論説:エジプトの体制並びにメディア批判
2007年06月09日付 al-Quds al-Arabi 紙

■ 内務省と国家治安機関の親愛なる皆様、ご協力ありがとう、また次の作戦で。

2007年06月09日付クドゥス・アラビー紙(イギリス)HP1面

【ホウェイダ・ターハー】


1.祖国への愛

国家諜報機関に対する「畏敬の念」というのは、エジプト国民の意識、個人並びに集団としての心理の中に、幼少時より育つものである。少なくとも我々の世代とそれに続く世代ではそうだ。諜報機関は、エジプトに対し悪意を持つ異物をいたるところで警戒するという任務についている。この機関に対する我々の感情は、単なる敬意ではなく、悪から守られている子供達に必須であるところの愛情を経由して「祖国愛」というものに至っている。この国家機関がエジプトを悪から守り続ける限り、持続する愛である。過去数十年にわたり、エジプト国民に対し宣伝されてきた英雄譚が、この愛をさらに強固なものにする。イスラエルはエジプトを待ち受ける唯一無比の敵であり、従って、この敵からエジプトを守るという崇高な任務にあたる機関へのエジプト人の愛は絶対である。メディアももちろん、これらの英雄譚、自己犠牲の精神を喧伝するにあたり多大な役割を果たしている。成功した対イスラエル軍事行動の作戦名などが、一般エジプト人のお気に入りの名前となるほどに。それらが多少の誇張と共に人々の間に広まる一方、それと同じ扱いをされないストーリーも多々ある。原因としては、文芸界とメディア界の不行き届きが考えられるが、その機関が崇高なる国家機密に関わるからとして、取り扱いを拒否する場合もある。しかしともかく、文芸並びにメディアの働きによって、エジプトの人々と「彼らの治安機関」の間にはこのような調和の取れた「関係」が築かれてきた。つまり、この感情(愛)は、それがエジプト人のための治安機関である限り、維持されると思われる。しかし、その機関の任務がエジプト人に敵対するものとなった場合、話は別だ。


2.祖国への憎悪

「国家治安」機関の話となると、エジプト国民の心理を支配するもう一つの感情がある。対イスラエル作戦における英雄行為の話が人々の賛嘆を呼び覚ますのと同じく、「国家治安機関による対国民的英雄譚」は、不正で強圧的な政権に対する憎悪、怒り、恐怖、無力感、屈辱感等を人々にもたらす。その政権は、イスラエルに対抗する時のように明確な目的を示す事なく、国民に対し力を行使する。我々の多くが、この専制機関の制服をまとうエジプト人同胞により、「非常な恐怖」を経験している。そして問う。「何故、同じエジプト人にこんな仕打ちができるのか?」、「何故、エジプト人がエジプト人に対し蛮行を働かなくてはならないのか?」。国民を支配し、殺戮し苦しめるような者のために動く事は、エジプトの治安に背かないのか?エジプトの安全を売ることにならないのか?「彼ら(虐待される側)の罪状」といえば、大統領に反対したとか体制を批判した等で、時には反対も批判もしていないという人も含まれる。彼らは一般市民以外の何者でもない。この時点で、国家治安機関は、エジプトを支配する人々をエジプト国民から守るようになる。この任務には、警察や他の内務省機関も絶大な誠意を持ってあたっている。この人々にとって、国とはその元首個人であり、元首とその追随者を守る事が国を守る事なのだ。元首をイスラエルから守るにあたり自己犠牲も英雄行為も必要なくなった時点で、彼らは、閣下を国民から守るべく、崇高とはいえない努力をするようになった。

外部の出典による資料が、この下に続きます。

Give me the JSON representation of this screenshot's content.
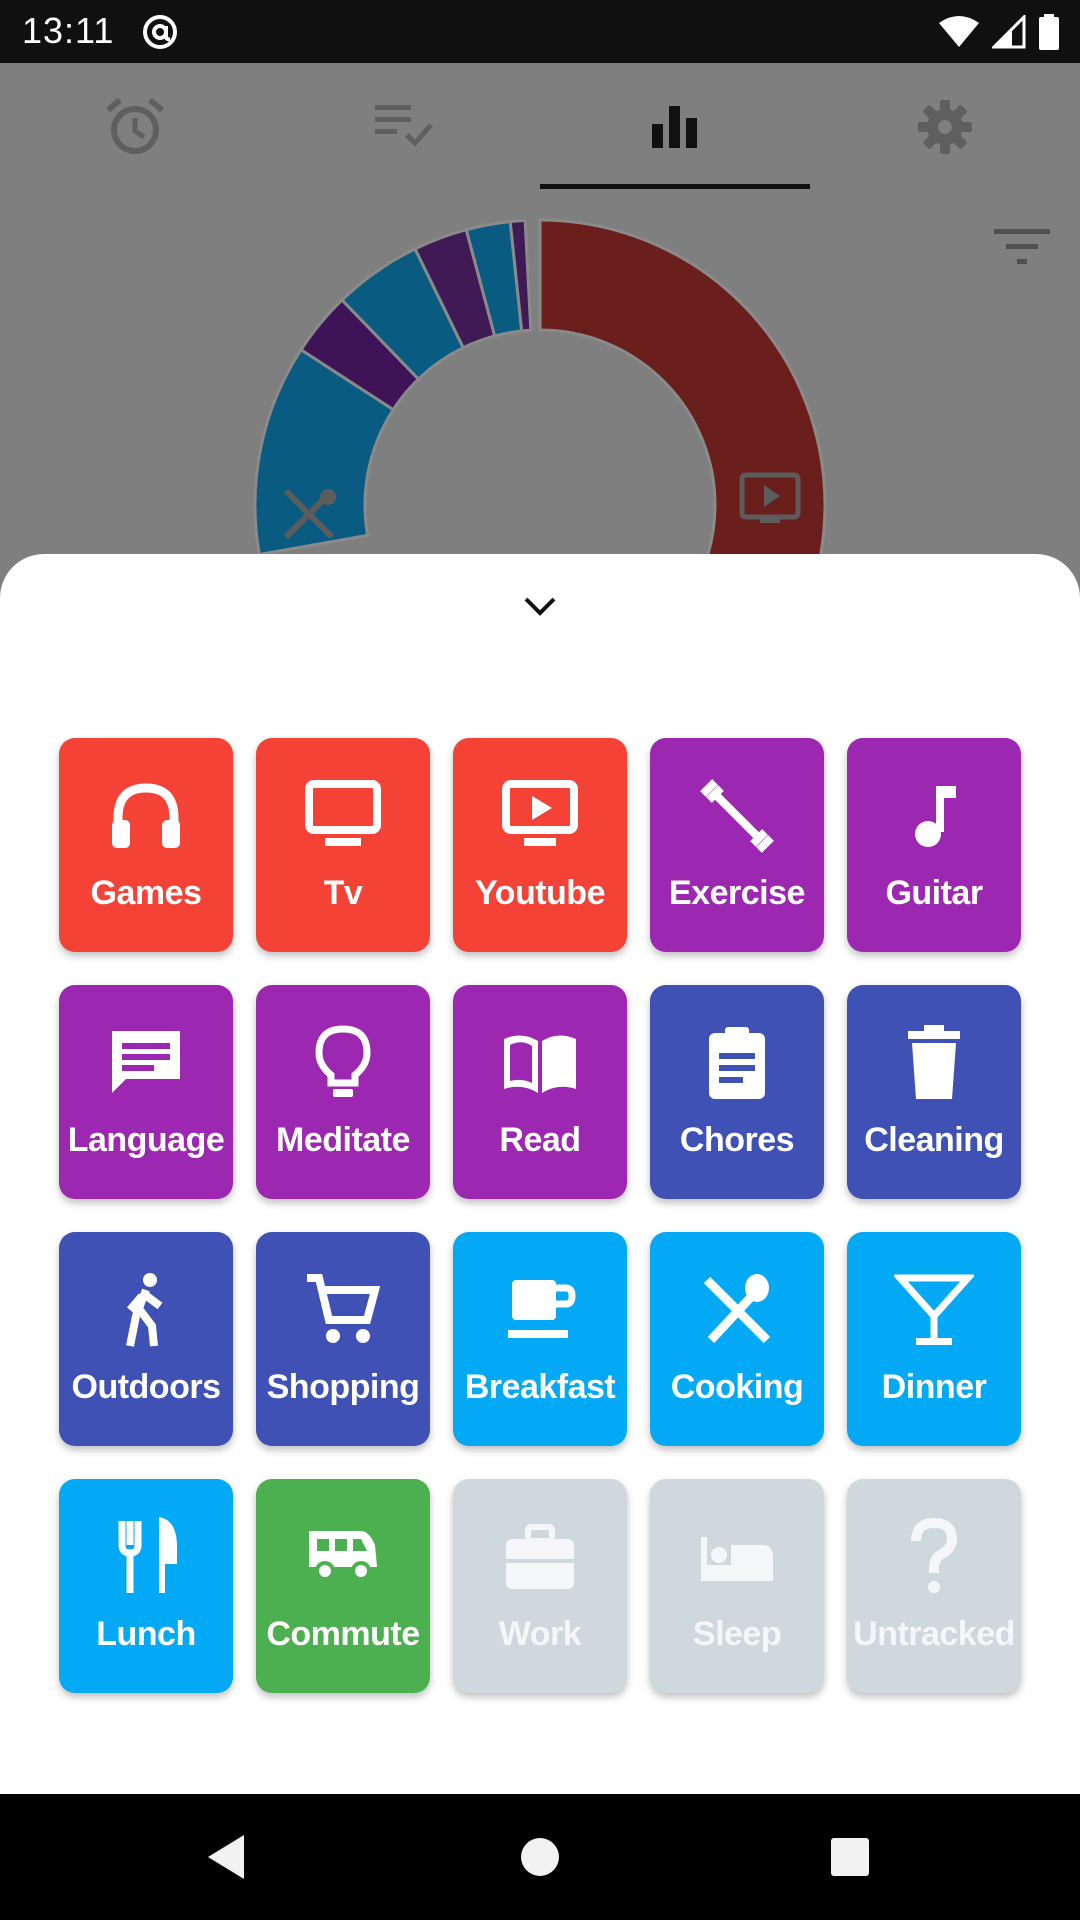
{
  "status_bar": {
    "time": "13:11",
    "icons": [
      "at-sign-icon",
      "wifi-icon",
      "signal-icon",
      "battery-icon"
    ]
  },
  "tabs": [
    {
      "name": "alarm-clock-icon",
      "selected": false
    },
    {
      "name": "checklist-icon",
      "selected": false
    },
    {
      "name": "bar-chart-icon",
      "selected": true
    },
    {
      "name": "gear-icon",
      "selected": false
    }
  ],
  "chart_data": {
    "type": "pie",
    "segments": [
      {
        "color": "#6a1f1c",
        "icon": "tv-play-icon"
      },
      {
        "color": "#3e1358",
        "icon": ""
      },
      {
        "color": "#0a5b82",
        "icon": ""
      },
      {
        "color": "#401a54",
        "icon": ""
      },
      {
        "color": "#0a5b82",
        "icon": ""
      },
      {
        "color": "#401a54",
        "icon": ""
      },
      {
        "color": "#0a5b82",
        "icon": "cooking-icon"
      }
    ]
  },
  "sheet": {
    "collapse_icon": "chevron-down-icon",
    "tiles": [
      {
        "label": "Games",
        "icon": "headphones-icon",
        "color": "#f44336"
      },
      {
        "label": "Tv",
        "icon": "monitor-icon",
        "color": "#f44336"
      },
      {
        "label": "Youtube",
        "icon": "youtube-tv-icon",
        "color": "#f44336"
      },
      {
        "label": "Exercise",
        "icon": "dumbbell-icon",
        "color": "#9c27b0"
      },
      {
        "label": "Guitar",
        "icon": "music-note-icon",
        "color": "#9c27b0"
      },
      {
        "label": "Language",
        "icon": "chat-message-icon",
        "color": "#9c27b0"
      },
      {
        "label": "Meditate",
        "icon": "lightbulb-icon",
        "color": "#9c27b0"
      },
      {
        "label": "Read",
        "icon": "open-book-icon",
        "color": "#9c27b0"
      },
      {
        "label": "Chores",
        "icon": "clipboard-icon",
        "color": "#3f51b5"
      },
      {
        "label": "Cleaning",
        "icon": "trash-can-icon",
        "color": "#3f51b5"
      },
      {
        "label": "Outdoors",
        "icon": "walking-person-icon",
        "color": "#3f51b5"
      },
      {
        "label": "Shopping",
        "icon": "shopping-cart-icon",
        "color": "#3f51b5"
      },
      {
        "label": "Breakfast",
        "icon": "coffee-cup-icon",
        "color": "#03a9f4"
      },
      {
        "label": "Cooking",
        "icon": "utensils-crossed-icon",
        "color": "#03a9f4"
      },
      {
        "label": "Dinner",
        "icon": "cocktail-glass-icon",
        "color": "#03a9f4"
      },
      {
        "label": "Lunch",
        "icon": "fork-knife-icon",
        "color": "#03a9f4"
      },
      {
        "label": "Commute",
        "icon": "van-icon",
        "color": "#4caf50"
      },
      {
        "label": "Work",
        "icon": "briefcase-icon",
        "color": "#cfd8dc"
      },
      {
        "label": "Sleep",
        "icon": "bed-icon",
        "color": "#cfd8dc"
      },
      {
        "label": "Untracked",
        "icon": "question-mark-icon",
        "color": "#cfd8dc"
      }
    ]
  },
  "nav_bar": {
    "buttons": [
      "back-icon",
      "home-icon",
      "recents-icon"
    ]
  }
}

人としての尊厳に相応しい真の自由に少しでも傾倒すると、祖国に背いたとみなされ抑圧される。その尊厳を踏みにじられ、将来を破壊され、家族と自身の生死を支配される。誰のためにか。国家元首とそれに従う人々の安全ため?それとも、治安機関の安全のためか?体制に益するよう彼らは、国民に対し卑しい任務を遂行しているのか?彼らのお決まりの言い草、「エジプトの名誉を損なった」などに世間は皮肉を覚える。エジプトの名誉と体制の名誉の違いが我々にはわからない。国への愛をもって、エジプト人は長らく、敵から祖国を守るため自らを捧げる同胞に愛を注いできた。しかし、専制に対する憎悪が今、エジプト人をして自分達の体制を憎ませている。あるいは、これは祖国への憎悪だろうか。どこで祖国と体制を区別すべきか不明であるからには。「この国から出たい」と言う人の何と多い事か。なぜ我々は、この美しき「世界の母」を去りたがるのか。そこで起きる蛮行故に、我々は祖国を憎むようになったのか。それとも、祖国の美と蛮性の間には区別がなくなったのか?


3.祖国の報道

この国の報道界で政権に奉仕する人々は、特に惨めなわけではない。彼らを嘲ったり見下したりする人はいない。治安関係者のために、彼らが、笑いを誘うやり方で真実を追究しようとする時に惨めさが現れる。治安機関は、エジプトの報道機関のほとんどを握っており、彼らの言う事を人々が信じるものと思っている。例えば、番組司会者が、他局の未編集テープについて「不明の筋から入手した」と言う時、我々は笑いを禁じえない。そんな事を信じるほど馬鹿正直な人間がいるとでも。少なくとも二者、治安機関と国民は、その「不明の筋」が何であるか知っているものだ。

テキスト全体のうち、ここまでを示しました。